信仰の根拠はどこに
- 日付
- 説教
- 金原堅二 牧師
- 聖書 マタイによる福音書 16章1節~12節
1ファリサイ派とサドカイ派の人々が来て、イエスを試そうとして、天からのしるしを見せてほしいと願った。
2イエスはお答えになった。「あなたたちは、夕方には『夕焼けだから、晴れだ』と言い、
3朝には『朝焼けで雲が低いから、今日は嵐だ』と言う。このように空模様を見分けることは知っているのに、時代のしるしは見ることができないのか。
4よこしまで神に背いた時代の者たちはしるしを欲しがるが、ヨナのしるしのほかには、しるしは与えられない。」そして、イエスは彼らを後に残して立ち去られた。
(1〜4節)マタイによる福音書 16章1節~12節
ファリサイ派とサドカイ派は、律法の実践の仕方が違ったことから、基本的には仲が悪かったはずでした。ところが、ここでは両者がまるで一つのグループかのように、結託してイエス様の前に立ちはだかります。本来は仲が悪かったのに、イエス様を共通の敵とみなすことで一致して、この後、イエス様を十字架による処刑へと追い込んでいきます。
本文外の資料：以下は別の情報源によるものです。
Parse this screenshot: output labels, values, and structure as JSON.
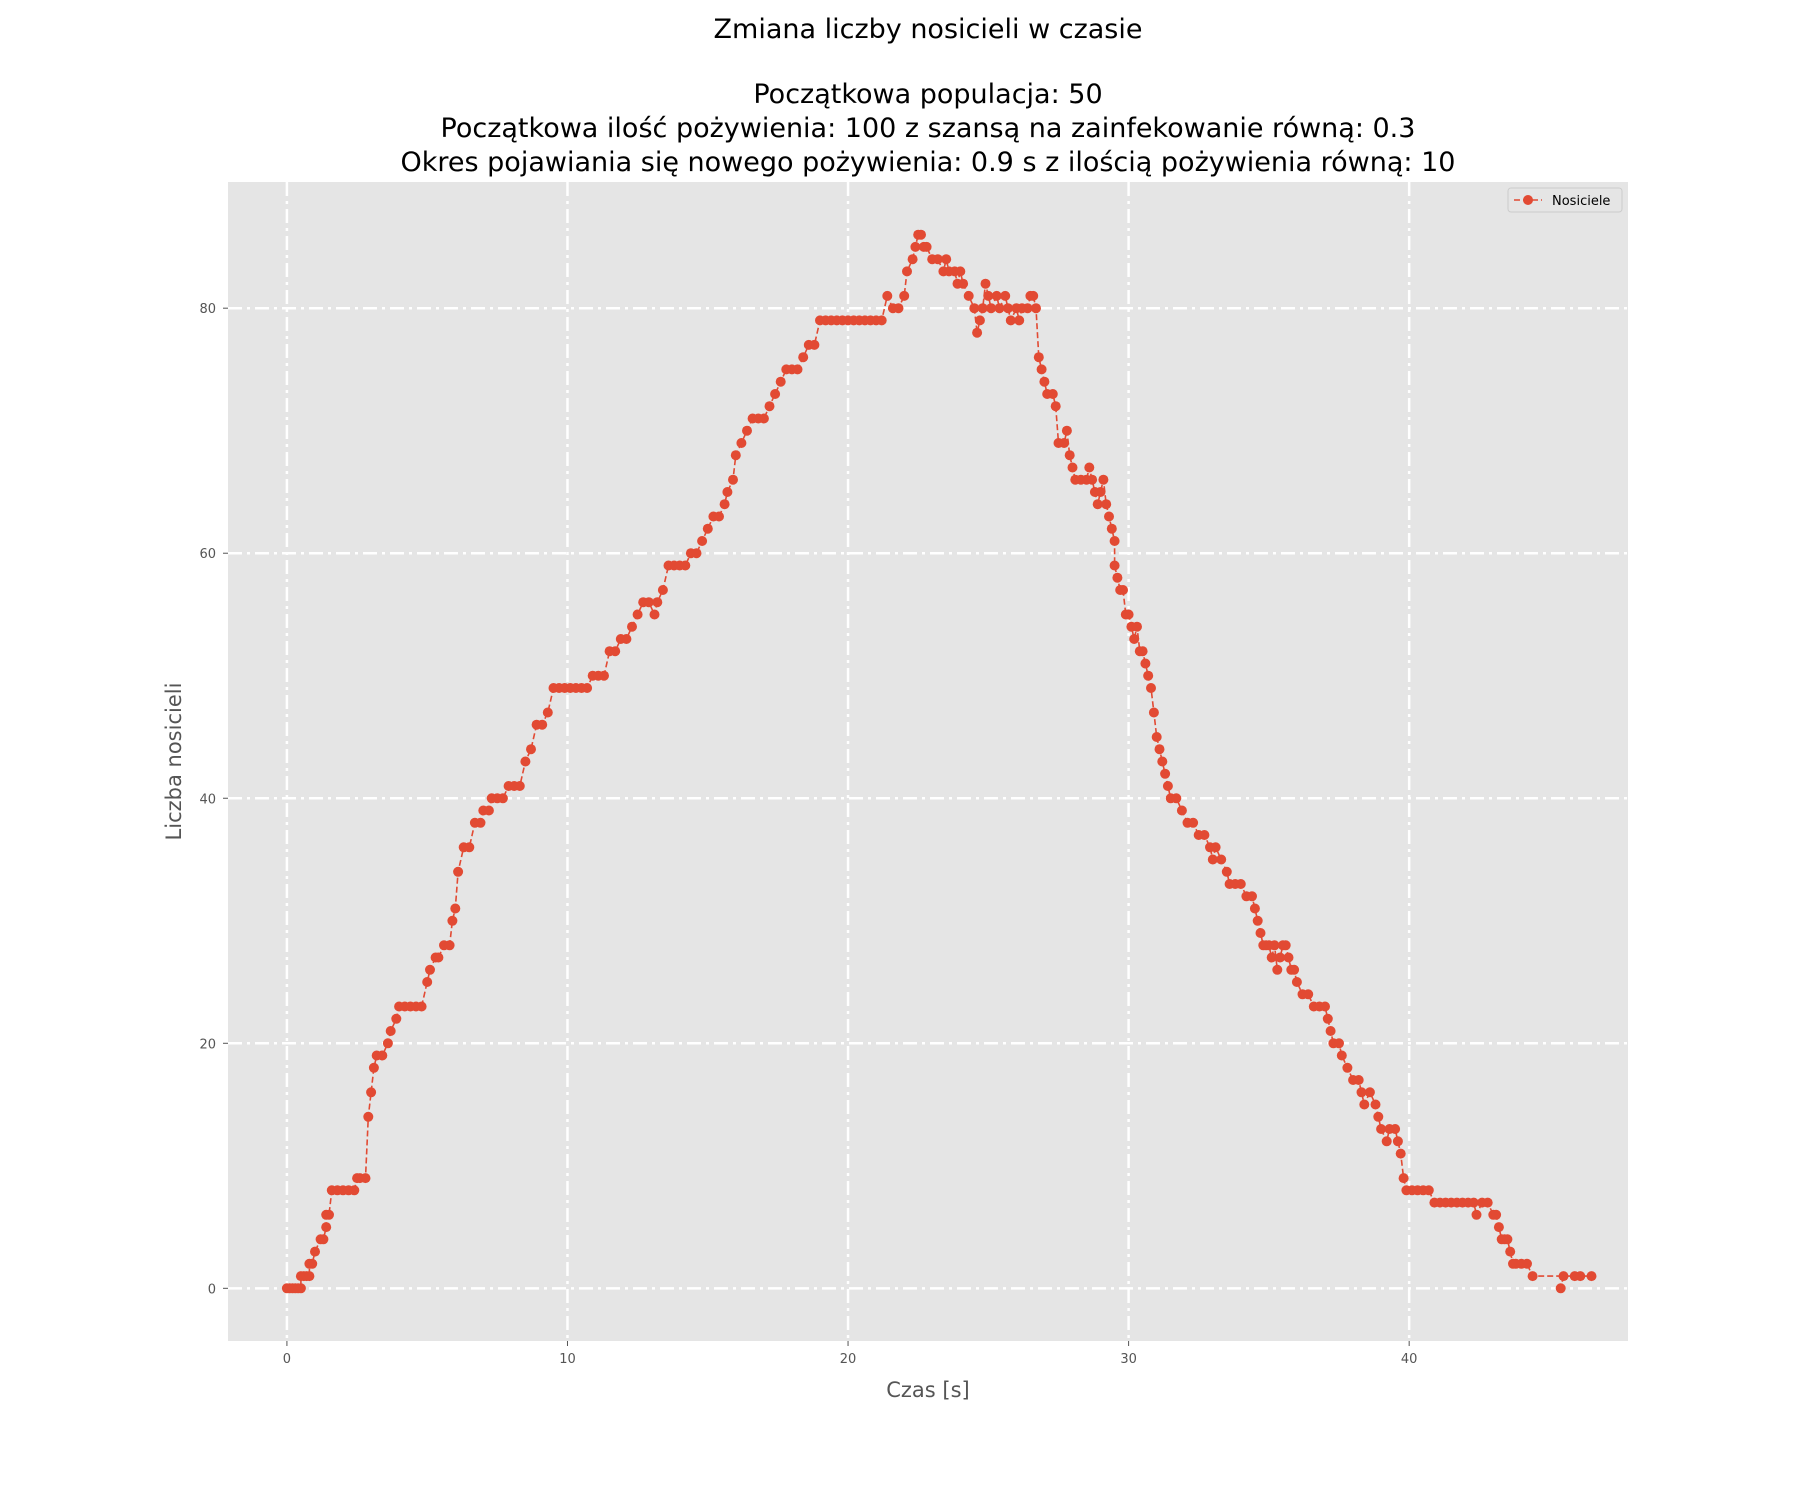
{
  "colors": {
    "plot_bg": "#e5e5e5",
    "grid": "#ffffff",
    "series": "#e24a33",
    "legend_bg": "#e5e5e5",
    "legend_border": "#cccccc"
  },
  "chart_data": {
    "type": "line",
    "title_lines": [
      "Zmiana liczby nosicieli w czasie",
      "",
      "Początkowa populacja: 50",
      "Początkowa ilość pożywienia: 100 z szansą na zainfekowanie równą: 0.3",
      "Okres pojawiania się nowego pożywienia: 0.9 s z ilością pożywienia równą: 10"
    ],
    "xlabel": "Czas [s]",
    "ylabel": "Liczba nosicieli",
    "xlim": [
      -2.1,
      47.8
    ],
    "ylim": [
      -4.3,
      90.3
    ],
    "xticks": [
      0,
      10,
      20,
      30,
      40
    ],
    "yticks": [
      0,
      20,
      40,
      60,
      80
    ],
    "grid": true,
    "grid_style": "dashdot",
    "legend_position": "top-right",
    "marker": "circle",
    "line_style": "dashed",
    "series": [
      {
        "name": "Nosiciele",
        "points": [
          [
            0,
            0
          ],
          [
            0.1,
            0
          ],
          [
            0.2,
            0
          ],
          [
            0.3,
            0
          ],
          [
            0.4,
            0
          ],
          [
            0.5,
            0
          ],
          [
            0.5,
            1
          ],
          [
            0.6,
            1
          ],
          [
            0.7,
            1
          ],
          [
            0.8,
            1
          ],
          [
            0.8,
            2
          ],
          [
            0.9,
            2
          ],
          [
            1.0,
            3
          ],
          [
            1.2,
            4
          ],
          [
            1.3,
            4
          ],
          [
            1.4,
            5
          ],
          [
            1.4,
            6
          ],
          [
            1.5,
            6
          ],
          [
            1.6,
            8
          ],
          [
            1.8,
            8
          ],
          [
            2.0,
            8
          ],
          [
            2.2,
            8
          ],
          [
            2.4,
            8
          ],
          [
            2.5,
            9
          ],
          [
            2.6,
            9
          ],
          [
            2.8,
            9
          ],
          [
            2.9,
            14
          ],
          [
            3.0,
            16
          ],
          [
            3.1,
            18
          ],
          [
            3.2,
            19
          ],
          [
            3.4,
            19
          ],
          [
            3.6,
            20
          ],
          [
            3.7,
            21
          ],
          [
            3.9,
            22
          ],
          [
            4.0,
            23
          ],
          [
            4.2,
            23
          ],
          [
            4.4,
            23
          ],
          [
            4.6,
            23
          ],
          [
            4.8,
            23
          ],
          [
            5.0,
            25
          ],
          [
            5.1,
            26
          ],
          [
            5.3,
            27
          ],
          [
            5.4,
            27
          ],
          [
            5.6,
            28
          ],
          [
            5.8,
            28
          ],
          [
            5.9,
            30
          ],
          [
            6.0,
            31
          ],
          [
            6.1,
            34
          ],
          [
            6.3,
            36
          ],
          [
            6.5,
            36
          ],
          [
            6.7,
            38
          ],
          [
            6.9,
            38
          ],
          [
            7.0,
            39
          ],
          [
            7.2,
            39
          ],
          [
            7.3,
            40
          ],
          [
            7.5,
            40
          ],
          [
            7.7,
            40
          ],
          [
            7.9,
            41
          ],
          [
            8.1,
            41
          ],
          [
            8.3,
            41
          ],
          [
            8.5,
            43
          ],
          [
            8.7,
            44
          ],
          [
            8.9,
            46
          ],
          [
            9.1,
            46
          ],
          [
            9.3,
            47
          ],
          [
            9.5,
            49
          ],
          [
            9.7,
            49
          ],
          [
            9.9,
            49
          ],
          [
            10.1,
            49
          ],
          [
            10.3,
            49
          ],
          [
            10.5,
            49
          ],
          [
            10.7,
            49
          ],
          [
            10.9,
            50
          ],
          [
            11.1,
            50
          ],
          [
            11.3,
            50
          ],
          [
            11.5,
            52
          ],
          [
            11.7,
            52
          ],
          [
            11.9,
            53
          ],
          [
            12.1,
            53
          ],
          [
            12.3,
            54
          ],
          [
            12.5,
            55
          ],
          [
            12.7,
            56
          ],
          [
            12.9,
            56
          ],
          [
            13.1,
            55
          ],
          [
            13.2,
            56
          ],
          [
            13.4,
            57
          ],
          [
            13.6,
            59
          ],
          [
            13.8,
            59
          ],
          [
            14.0,
            59
          ],
          [
            14.2,
            59
          ],
          [
            14.4,
            60
          ],
          [
            14.6,
            60
          ],
          [
            14.8,
            61
          ],
          [
            15.0,
            62
          ],
          [
            15.2,
            63
          ],
          [
            15.4,
            63
          ],
          [
            15.6,
            64
          ],
          [
            15.7,
            65
          ],
          [
            15.9,
            66
          ],
          [
            16.0,
            68
          ],
          [
            16.2,
            69
          ],
          [
            16.4,
            70
          ],
          [
            16.6,
            71
          ],
          [
            16.8,
            71
          ],
          [
            17.0,
            71
          ],
          [
            17.2,
            72
          ],
          [
            17.4,
            73
          ],
          [
            17.6,
            74
          ],
          [
            17.8,
            75
          ],
          [
            18.0,
            75
          ],
          [
            18.2,
            75
          ],
          [
            18.4,
            76
          ],
          [
            18.6,
            77
          ],
          [
            18.8,
            77
          ],
          [
            19.0,
            79
          ],
          [
            19.2,
            79
          ],
          [
            19.4,
            79
          ],
          [
            19.6,
            79
          ],
          [
            19.8,
            79
          ],
          [
            20.0,
            79
          ],
          [
            20.2,
            79
          ],
          [
            20.4,
            79
          ],
          [
            20.6,
            79
          ],
          [
            20.8,
            79
          ],
          [
            21.0,
            79
          ],
          [
            21.2,
            79
          ],
          [
            21.4,
            81
          ],
          [
            21.6,
            80
          ],
          [
            21.8,
            80
          ],
          [
            22.0,
            81
          ],
          [
            22.1,
            83
          ],
          [
            22.3,
            84
          ],
          [
            22.4,
            85
          ],
          [
            22.5,
            86
          ],
          [
            22.6,
            86
          ],
          [
            22.7,
            85
          ],
          [
            22.8,
            85
          ],
          [
            23.0,
            84
          ],
          [
            23.2,
            84
          ],
          [
            23.4,
            83
          ],
          [
            23.5,
            84
          ],
          [
            23.6,
            83
          ],
          [
            23.8,
            83
          ],
          [
            23.9,
            82
          ],
          [
            24.0,
            83
          ],
          [
            24.1,
            82
          ],
          [
            24.3,
            81
          ],
          [
            24.5,
            80
          ],
          [
            24.6,
            78
          ],
          [
            24.7,
            79
          ],
          [
            24.8,
            80
          ],
          [
            24.9,
            82
          ],
          [
            25.0,
            81
          ],
          [
            25.1,
            80
          ],
          [
            25.3,
            81
          ],
          [
            25.4,
            80
          ],
          [
            25.6,
            81
          ],
          [
            25.7,
            80
          ],
          [
            25.8,
            79
          ],
          [
            26.0,
            80
          ],
          [
            26.1,
            79
          ],
          [
            26.2,
            80
          ],
          [
            26.4,
            80
          ],
          [
            26.5,
            81
          ],
          [
            26.6,
            81
          ],
          [
            26.7,
            80
          ],
          [
            26.8,
            76
          ],
          [
            26.9,
            75
          ],
          [
            27.0,
            74
          ],
          [
            27.1,
            73
          ],
          [
            27.3,
            73
          ],
          [
            27.4,
            72
          ],
          [
            27.5,
            69
          ],
          [
            27.7,
            69
          ],
          [
            27.8,
            70
          ],
          [
            27.9,
            68
          ],
          [
            28.0,
            67
          ],
          [
            28.1,
            66
          ],
          [
            28.3,
            66
          ],
          [
            28.5,
            66
          ],
          [
            28.6,
            67
          ],
          [
            28.7,
            66
          ],
          [
            28.8,
            65
          ],
          [
            28.9,
            64
          ],
          [
            29.0,
            65
          ],
          [
            29.1,
            66
          ],
          [
            29.2,
            64
          ],
          [
            29.3,
            63
          ],
          [
            29.4,
            62
          ],
          [
            29.5,
            61
          ],
          [
            29.5,
            59
          ],
          [
            29.6,
            58
          ],
          [
            29.7,
            57
          ],
          [
            29.8,
            57
          ],
          [
            29.9,
            55
          ],
          [
            30.0,
            55
          ],
          [
            30.1,
            54
          ],
          [
            30.2,
            53
          ],
          [
            30.3,
            54
          ],
          [
            30.4,
            52
          ],
          [
            30.5,
            52
          ],
          [
            30.6,
            51
          ],
          [
            30.7,
            50
          ],
          [
            30.8,
            49
          ],
          [
            30.9,
            47
          ],
          [
            31.0,
            45
          ],
          [
            31.1,
            44
          ],
          [
            31.2,
            43
          ],
          [
            31.3,
            42
          ],
          [
            31.4,
            41
          ],
          [
            31.5,
            40
          ],
          [
            31.7,
            40
          ],
          [
            31.9,
            39
          ],
          [
            32.1,
            38
          ],
          [
            32.3,
            38
          ],
          [
            32.5,
            37
          ],
          [
            32.7,
            37
          ],
          [
            32.9,
            36
          ],
          [
            33.0,
            35
          ],
          [
            33.1,
            36
          ],
          [
            33.3,
            35
          ],
          [
            33.5,
            34
          ],
          [
            33.6,
            33
          ],
          [
            33.8,
            33
          ],
          [
            34.0,
            33
          ],
          [
            34.2,
            32
          ],
          [
            34.4,
            32
          ],
          [
            34.5,
            31
          ],
          [
            34.6,
            30
          ],
          [
            34.7,
            29
          ],
          [
            34.8,
            28
          ],
          [
            34.9,
            28
          ],
          [
            35.0,
            28
          ],
          [
            35.1,
            27
          ],
          [
            35.2,
            28
          ],
          [
            35.3,
            26
          ],
          [
            35.4,
            27
          ],
          [
            35.5,
            28
          ],
          [
            35.6,
            28
          ],
          [
            35.7,
            27
          ],
          [
            35.8,
            26
          ],
          [
            35.9,
            26
          ],
          [
            36.0,
            25
          ],
          [
            36.2,
            24
          ],
          [
            36.4,
            24
          ],
          [
            36.6,
            23
          ],
          [
            36.8,
            23
          ],
          [
            37.0,
            23
          ],
          [
            37.1,
            22
          ],
          [
            37.2,
            21
          ],
          [
            37.3,
            20
          ],
          [
            37.5,
            20
          ],
          [
            37.6,
            19
          ],
          [
            37.8,
            18
          ],
          [
            38.0,
            17
          ],
          [
            38.2,
            17
          ],
          [
            38.3,
            16
          ],
          [
            38.4,
            15
          ],
          [
            38.6,
            16
          ],
          [
            38.8,
            15
          ],
          [
            38.9,
            14
          ],
          [
            39.0,
            13
          ],
          [
            39.2,
            12
          ],
          [
            39.3,
            13
          ],
          [
            39.5,
            13
          ],
          [
            39.6,
            12
          ],
          [
            39.7,
            11
          ],
          [
            39.8,
            9
          ],
          [
            39.9,
            8
          ],
          [
            40.1,
            8
          ],
          [
            40.3,
            8
          ],
          [
            40.5,
            8
          ],
          [
            40.7,
            8
          ],
          [
            40.9,
            7
          ],
          [
            41.1,
            7
          ],
          [
            41.3,
            7
          ],
          [
            41.5,
            7
          ],
          [
            41.7,
            7
          ],
          [
            41.9,
            7
          ],
          [
            42.1,
            7
          ],
          [
            42.3,
            7
          ],
          [
            42.4,
            6
          ],
          [
            42.6,
            7
          ],
          [
            42.8,
            7
          ],
          [
            43.0,
            6
          ],
          [
            43.1,
            6
          ],
          [
            43.2,
            5
          ],
          [
            43.3,
            4
          ],
          [
            43.4,
            4
          ],
          [
            43.5,
            4
          ],
          [
            43.6,
            3
          ],
          [
            43.7,
            2
          ],
          [
            43.8,
            2
          ],
          [
            44.0,
            2
          ],
          [
            44.2,
            2
          ],
          [
            44.4,
            1
          ],
          [
            45.9,
            1
          ],
          [
            46.1,
            1
          ],
          [
            46.5,
            1
          ],
          [
            45.5,
            1
          ],
          [
            45.4,
            0
          ]
        ]
      }
    ]
  }
}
ファリサイ派とサドカイ派の人々は、イエス様を試そうとして「天からのしるしを見せてほしい」と要求しました。「天からのしるしを見せてほしい」という要求とは、別の言葉に置き換えるなら「証拠を見せてほしい」ということです。何の証拠かと言うと、イエス様を神の御子・救い主メシアと信じるための証拠です。本当に「このイエス」が神の御子・救い主であることを文句なしに認めることができるような、客観的に、そうとしか言いようがないような根拠がほしい、あるいは「そう思えるような天からの奇跡を見せてくれ」と言うのです。イエス様が語る教えを聞いても、病の癒しといった力ある御業を見ても、そこに救い主メシアの到来を見ることができなかったからです。
イエス様はただひとつ、「ヨナのしるし」を示しておられます。「あなたが見分けるべきしるしはこれだ!」と言っておられるのです。「ヨナのしるし」とは、イエス・キリストの十字架と復活のことです。「預言者ヨナが魚の腹の中で三日三晩いて、絶対に死んだと思われたのにそこから復活した」という、ヨナ書の出来事が背景にあります。同じようにイエス様は十字架で死なれ、三日目に死者の中から甦られました。イエス様を信じるにあたって、これにまさる奇跡・これにまさる証拠はありません。イエス・キリストの十字架と復活こそ、私たちが信じるために必要で十分な「天からのしるし」なのです。
イエス様を「試そう」という態度は、荒れ野でのサタンの誘惑を思い起こさせます(4章)。そこでサタンは、イエス様が本当に神の子であるなら、その証拠を見せろと言わんばかりに、次々と誘惑します。「お前が神の子なら、石をパンに変えてみろ」などと言って、目に見える証拠を求めたのです。
今日の「天からのしるし」を求めるファリサイ派とサドカイ派の言葉は、まさにこのサタンの誘惑と同じことを言っています。サタンの誘惑にせよ、今回の「天からのしるしを見せてほしい」との要求にせよ、これらは「神様を試す」以外に何の目的もないことです。そうやって必要のない奇跡を求めて、神様の真実を試そうとすることが、問題の本質ではないかと思います。
私たちが神を、独り子イエス・キリストを信じるのは、このような目に見える「しるし」によるのではありません。私たちが、神様に「奇跡を見せろ」と命令して信じるのではなく、神様から命じられて信仰の旅路を歩み始めるのです。目に見えるしるしではなく、神様の御言葉と、聖霊の内側からの促しによって信じるのです。ここに、私たちの信仰の根拠があります。